B) if the corporation was a member of another combined group immediately prior to the time it joins the new combined group, the corporation shall include in the combined net income of the new combined group for the common taxable year in which it becomes a member all of its separate company taxable income for its taxable year which was not included in the combined net income of the old combined group for the common taxable year of the old combined group during which the corporation joins the new combined group. The corporation must use either Method 1 or Method 2 to determine the separate company items to include in each combined return which includes the date it leaves the old combined group and joins the new combined group. Thereafter, if its taxable year is not the common taxable year of the new combined group, it may elect any of the three methods.

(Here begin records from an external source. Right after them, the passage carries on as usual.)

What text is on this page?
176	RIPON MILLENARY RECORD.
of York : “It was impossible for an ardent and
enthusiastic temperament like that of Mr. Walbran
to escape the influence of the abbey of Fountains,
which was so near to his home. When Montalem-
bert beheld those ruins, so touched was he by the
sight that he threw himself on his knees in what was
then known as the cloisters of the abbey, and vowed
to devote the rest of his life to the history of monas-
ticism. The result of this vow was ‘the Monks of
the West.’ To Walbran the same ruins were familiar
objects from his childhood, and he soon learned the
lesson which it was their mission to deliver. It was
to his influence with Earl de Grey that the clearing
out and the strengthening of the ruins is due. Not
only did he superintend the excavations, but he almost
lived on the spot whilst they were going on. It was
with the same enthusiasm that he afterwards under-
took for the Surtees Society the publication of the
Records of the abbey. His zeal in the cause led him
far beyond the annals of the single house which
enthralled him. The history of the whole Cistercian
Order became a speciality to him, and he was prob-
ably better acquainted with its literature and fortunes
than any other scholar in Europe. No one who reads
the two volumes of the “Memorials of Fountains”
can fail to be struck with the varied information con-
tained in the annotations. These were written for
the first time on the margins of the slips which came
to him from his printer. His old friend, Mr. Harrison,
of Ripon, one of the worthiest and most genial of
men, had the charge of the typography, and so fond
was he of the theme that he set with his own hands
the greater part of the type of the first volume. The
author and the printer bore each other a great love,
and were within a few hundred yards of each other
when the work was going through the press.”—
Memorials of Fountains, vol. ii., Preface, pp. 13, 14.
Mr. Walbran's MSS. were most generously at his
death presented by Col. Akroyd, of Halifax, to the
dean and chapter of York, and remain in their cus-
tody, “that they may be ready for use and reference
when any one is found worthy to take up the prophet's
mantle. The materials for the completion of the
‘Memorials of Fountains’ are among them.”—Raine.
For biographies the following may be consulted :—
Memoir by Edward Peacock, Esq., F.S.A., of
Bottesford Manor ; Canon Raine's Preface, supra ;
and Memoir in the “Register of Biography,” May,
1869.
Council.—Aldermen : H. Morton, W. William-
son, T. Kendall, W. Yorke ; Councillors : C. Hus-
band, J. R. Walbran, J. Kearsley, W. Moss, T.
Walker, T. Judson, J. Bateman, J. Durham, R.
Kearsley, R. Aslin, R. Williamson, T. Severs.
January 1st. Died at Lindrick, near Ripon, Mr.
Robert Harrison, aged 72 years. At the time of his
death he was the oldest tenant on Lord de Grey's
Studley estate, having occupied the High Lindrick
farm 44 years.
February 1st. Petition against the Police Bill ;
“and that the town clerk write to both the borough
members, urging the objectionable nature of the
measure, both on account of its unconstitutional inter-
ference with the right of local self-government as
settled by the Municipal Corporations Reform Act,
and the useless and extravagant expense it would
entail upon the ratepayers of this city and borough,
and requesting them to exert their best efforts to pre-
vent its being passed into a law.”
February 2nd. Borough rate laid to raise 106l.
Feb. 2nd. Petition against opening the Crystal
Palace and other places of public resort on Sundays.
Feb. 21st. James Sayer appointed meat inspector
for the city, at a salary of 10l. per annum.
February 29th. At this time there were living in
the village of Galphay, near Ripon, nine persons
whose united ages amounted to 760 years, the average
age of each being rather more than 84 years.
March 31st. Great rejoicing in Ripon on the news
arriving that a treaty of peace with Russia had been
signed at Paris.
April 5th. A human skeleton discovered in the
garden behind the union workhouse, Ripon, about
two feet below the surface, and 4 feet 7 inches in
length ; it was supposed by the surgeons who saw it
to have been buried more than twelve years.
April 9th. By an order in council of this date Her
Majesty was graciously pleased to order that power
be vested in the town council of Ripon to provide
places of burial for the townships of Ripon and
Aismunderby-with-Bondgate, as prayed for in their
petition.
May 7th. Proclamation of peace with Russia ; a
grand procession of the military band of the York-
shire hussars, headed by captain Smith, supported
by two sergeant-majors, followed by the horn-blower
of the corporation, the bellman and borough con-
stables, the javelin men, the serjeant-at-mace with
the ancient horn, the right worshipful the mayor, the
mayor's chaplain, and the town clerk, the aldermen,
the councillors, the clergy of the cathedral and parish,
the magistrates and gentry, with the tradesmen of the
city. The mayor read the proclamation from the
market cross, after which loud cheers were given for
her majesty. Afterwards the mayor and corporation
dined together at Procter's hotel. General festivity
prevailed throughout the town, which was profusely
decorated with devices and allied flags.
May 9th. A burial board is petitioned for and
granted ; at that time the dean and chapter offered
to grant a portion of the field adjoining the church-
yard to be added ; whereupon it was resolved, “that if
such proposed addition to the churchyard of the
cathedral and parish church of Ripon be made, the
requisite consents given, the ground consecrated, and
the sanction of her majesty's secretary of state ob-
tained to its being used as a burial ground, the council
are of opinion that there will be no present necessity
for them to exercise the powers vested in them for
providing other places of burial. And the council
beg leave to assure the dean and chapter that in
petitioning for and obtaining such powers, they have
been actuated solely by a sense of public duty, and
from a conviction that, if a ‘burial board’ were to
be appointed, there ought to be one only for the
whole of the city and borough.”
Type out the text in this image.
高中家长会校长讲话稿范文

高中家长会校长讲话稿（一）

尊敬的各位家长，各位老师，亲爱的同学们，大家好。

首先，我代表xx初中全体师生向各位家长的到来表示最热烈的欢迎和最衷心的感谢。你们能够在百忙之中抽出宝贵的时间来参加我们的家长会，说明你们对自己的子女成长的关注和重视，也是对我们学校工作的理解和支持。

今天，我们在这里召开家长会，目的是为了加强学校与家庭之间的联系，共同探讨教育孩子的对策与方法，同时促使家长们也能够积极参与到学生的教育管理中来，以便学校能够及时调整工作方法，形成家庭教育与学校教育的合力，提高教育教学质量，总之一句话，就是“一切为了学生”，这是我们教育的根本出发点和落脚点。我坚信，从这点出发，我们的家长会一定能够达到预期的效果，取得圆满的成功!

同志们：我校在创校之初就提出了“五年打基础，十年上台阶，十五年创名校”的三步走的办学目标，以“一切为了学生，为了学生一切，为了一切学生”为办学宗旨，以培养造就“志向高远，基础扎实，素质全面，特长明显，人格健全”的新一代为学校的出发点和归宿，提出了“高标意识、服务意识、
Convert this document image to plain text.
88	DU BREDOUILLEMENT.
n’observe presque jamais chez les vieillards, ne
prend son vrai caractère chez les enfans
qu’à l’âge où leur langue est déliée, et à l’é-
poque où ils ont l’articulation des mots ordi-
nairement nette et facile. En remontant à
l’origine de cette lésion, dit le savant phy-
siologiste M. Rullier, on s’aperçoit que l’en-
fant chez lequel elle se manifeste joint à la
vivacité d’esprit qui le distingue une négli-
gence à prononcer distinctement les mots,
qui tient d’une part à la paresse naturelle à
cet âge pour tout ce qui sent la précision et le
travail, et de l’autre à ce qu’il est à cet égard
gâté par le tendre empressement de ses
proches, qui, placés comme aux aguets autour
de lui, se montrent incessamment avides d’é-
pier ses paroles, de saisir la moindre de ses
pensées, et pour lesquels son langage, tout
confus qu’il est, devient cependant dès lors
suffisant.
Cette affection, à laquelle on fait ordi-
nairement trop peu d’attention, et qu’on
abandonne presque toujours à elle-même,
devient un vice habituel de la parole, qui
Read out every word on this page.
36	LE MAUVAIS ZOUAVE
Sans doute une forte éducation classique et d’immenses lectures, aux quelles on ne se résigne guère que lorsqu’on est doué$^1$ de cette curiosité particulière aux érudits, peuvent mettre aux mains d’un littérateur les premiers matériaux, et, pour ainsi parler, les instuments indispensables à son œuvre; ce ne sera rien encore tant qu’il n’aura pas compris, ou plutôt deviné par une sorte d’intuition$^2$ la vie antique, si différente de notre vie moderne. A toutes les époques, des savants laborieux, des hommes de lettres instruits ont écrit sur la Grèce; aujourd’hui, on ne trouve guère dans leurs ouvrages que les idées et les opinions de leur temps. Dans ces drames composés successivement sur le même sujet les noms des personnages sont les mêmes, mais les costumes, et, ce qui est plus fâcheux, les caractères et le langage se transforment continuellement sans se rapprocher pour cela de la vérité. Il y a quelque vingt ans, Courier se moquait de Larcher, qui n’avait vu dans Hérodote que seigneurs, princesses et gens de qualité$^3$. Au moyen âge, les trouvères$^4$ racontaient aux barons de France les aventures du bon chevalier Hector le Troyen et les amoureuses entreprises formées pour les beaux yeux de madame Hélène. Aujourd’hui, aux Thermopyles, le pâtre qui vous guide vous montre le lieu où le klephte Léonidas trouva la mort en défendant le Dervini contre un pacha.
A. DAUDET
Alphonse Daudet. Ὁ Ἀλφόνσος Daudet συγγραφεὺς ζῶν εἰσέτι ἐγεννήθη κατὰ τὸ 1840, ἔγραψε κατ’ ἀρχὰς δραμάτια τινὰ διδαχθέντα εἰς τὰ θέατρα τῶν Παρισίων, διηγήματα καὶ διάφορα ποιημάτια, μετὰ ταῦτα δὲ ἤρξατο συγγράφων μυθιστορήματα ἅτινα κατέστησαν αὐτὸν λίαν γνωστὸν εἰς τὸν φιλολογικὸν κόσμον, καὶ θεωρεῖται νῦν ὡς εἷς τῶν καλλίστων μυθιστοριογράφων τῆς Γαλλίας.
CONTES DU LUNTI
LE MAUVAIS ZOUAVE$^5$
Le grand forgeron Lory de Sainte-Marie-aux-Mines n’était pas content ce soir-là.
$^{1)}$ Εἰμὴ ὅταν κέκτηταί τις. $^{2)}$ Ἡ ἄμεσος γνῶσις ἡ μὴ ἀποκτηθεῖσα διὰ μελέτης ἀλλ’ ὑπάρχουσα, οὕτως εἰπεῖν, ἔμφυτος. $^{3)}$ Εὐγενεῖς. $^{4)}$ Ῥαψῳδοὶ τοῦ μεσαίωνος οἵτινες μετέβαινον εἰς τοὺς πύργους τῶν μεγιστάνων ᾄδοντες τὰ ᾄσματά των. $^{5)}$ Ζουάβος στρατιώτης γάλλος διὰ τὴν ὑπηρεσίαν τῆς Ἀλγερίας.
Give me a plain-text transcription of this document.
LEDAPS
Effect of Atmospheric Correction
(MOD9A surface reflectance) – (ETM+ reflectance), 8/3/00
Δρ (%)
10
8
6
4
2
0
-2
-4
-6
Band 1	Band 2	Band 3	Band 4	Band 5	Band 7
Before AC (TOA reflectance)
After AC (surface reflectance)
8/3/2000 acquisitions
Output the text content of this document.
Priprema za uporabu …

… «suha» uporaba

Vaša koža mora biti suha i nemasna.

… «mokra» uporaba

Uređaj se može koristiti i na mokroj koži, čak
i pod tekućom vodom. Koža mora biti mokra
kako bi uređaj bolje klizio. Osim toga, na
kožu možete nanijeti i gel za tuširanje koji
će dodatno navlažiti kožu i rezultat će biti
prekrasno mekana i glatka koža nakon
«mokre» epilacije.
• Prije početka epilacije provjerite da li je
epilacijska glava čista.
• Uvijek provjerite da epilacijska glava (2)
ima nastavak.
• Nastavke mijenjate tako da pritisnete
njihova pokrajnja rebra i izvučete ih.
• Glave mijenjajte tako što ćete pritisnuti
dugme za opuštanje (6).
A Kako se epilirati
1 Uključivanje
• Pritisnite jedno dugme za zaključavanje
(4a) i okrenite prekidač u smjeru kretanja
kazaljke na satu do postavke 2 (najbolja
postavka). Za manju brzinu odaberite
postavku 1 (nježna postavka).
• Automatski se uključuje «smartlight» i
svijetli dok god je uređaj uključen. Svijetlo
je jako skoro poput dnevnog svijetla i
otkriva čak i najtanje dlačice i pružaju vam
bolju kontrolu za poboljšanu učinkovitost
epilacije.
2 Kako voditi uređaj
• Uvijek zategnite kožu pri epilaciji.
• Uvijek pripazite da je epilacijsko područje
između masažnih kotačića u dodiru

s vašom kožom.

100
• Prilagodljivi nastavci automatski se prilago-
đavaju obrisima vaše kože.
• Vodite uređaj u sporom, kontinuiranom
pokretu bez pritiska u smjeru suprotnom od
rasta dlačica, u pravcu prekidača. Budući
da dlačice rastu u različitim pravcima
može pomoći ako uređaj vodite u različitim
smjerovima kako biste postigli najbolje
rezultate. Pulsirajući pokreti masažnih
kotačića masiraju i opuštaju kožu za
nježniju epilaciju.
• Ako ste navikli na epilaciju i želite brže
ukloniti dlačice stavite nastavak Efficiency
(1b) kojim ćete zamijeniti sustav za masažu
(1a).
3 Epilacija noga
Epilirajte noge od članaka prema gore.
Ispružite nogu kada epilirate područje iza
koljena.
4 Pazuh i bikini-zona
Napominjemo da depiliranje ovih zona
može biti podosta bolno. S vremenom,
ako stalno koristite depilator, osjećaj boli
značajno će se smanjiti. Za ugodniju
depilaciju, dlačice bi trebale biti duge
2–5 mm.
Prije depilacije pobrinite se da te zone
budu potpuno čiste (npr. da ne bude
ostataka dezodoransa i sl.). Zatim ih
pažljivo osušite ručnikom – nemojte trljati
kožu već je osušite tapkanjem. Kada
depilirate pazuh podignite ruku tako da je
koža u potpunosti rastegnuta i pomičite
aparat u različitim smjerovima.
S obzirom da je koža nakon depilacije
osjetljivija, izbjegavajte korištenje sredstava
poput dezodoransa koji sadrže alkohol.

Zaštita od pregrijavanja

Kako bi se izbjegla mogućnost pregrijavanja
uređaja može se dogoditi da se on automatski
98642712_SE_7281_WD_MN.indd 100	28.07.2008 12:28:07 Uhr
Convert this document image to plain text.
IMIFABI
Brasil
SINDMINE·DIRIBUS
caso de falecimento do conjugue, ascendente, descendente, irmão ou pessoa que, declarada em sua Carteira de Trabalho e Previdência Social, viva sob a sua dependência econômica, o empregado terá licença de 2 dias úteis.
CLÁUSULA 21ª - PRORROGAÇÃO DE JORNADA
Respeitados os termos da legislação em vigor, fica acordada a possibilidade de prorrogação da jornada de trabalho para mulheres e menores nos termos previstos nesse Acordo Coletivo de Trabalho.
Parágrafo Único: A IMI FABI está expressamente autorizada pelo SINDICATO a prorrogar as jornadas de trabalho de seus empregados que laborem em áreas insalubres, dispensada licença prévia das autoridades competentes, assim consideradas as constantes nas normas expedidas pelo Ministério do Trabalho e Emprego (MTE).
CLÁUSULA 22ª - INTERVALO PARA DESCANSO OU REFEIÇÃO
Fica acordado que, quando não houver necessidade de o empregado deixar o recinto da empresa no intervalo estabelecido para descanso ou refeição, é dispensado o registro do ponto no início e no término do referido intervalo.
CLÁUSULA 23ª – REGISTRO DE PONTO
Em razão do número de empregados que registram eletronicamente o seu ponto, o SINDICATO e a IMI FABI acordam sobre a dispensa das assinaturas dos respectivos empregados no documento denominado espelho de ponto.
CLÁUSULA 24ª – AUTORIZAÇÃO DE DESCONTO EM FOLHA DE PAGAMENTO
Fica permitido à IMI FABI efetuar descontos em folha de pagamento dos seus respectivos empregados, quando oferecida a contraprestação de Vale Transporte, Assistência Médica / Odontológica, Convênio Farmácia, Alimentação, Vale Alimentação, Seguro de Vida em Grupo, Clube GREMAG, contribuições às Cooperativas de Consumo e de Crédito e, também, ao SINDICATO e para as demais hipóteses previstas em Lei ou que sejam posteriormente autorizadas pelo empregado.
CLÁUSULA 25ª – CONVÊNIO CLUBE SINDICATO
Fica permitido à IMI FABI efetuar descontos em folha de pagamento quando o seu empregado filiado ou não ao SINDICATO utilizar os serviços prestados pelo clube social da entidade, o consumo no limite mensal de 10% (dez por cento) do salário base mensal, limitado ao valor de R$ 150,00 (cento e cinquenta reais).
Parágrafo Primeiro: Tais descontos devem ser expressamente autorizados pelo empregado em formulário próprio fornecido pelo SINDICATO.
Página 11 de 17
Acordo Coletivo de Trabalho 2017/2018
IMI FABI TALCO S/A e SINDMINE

Example 2. Assume the same facts in Example 1 above except that Corporation A is a member of combined group AXYZ prior to the date its stock was acquired by a member of combined group BCD. Corporation A must use either Method 1 or Method 2 to determine the portion of its 1999 separate company taxable income for the period from January 1 through March 31, 1999, which will be included in the combined net income of group AXYZ. If Corporation A was using either Method 1 or Method 2 while a member of group AXYZ, it must use the same method for this purpose. Corporation A may then elect any of the three methods for use in computing the combined net income of group ABCD; provided, however, that Corporation A's separate company taxable income for the period from April 1 through December 31, 1999 shall be equal to its separate company taxable income for 1999 minus the amount of its separate company taxable income for January 1 through March 31, 1999 included in the combined net income of group AXYZ.
2) in the case of a corporation which ceases to be a member of a combined group, no separate company taxable income of such member which has been included in the combined net income of the combined group on any combined return shall be included in net income on any separate company return or any combined return of another combined group.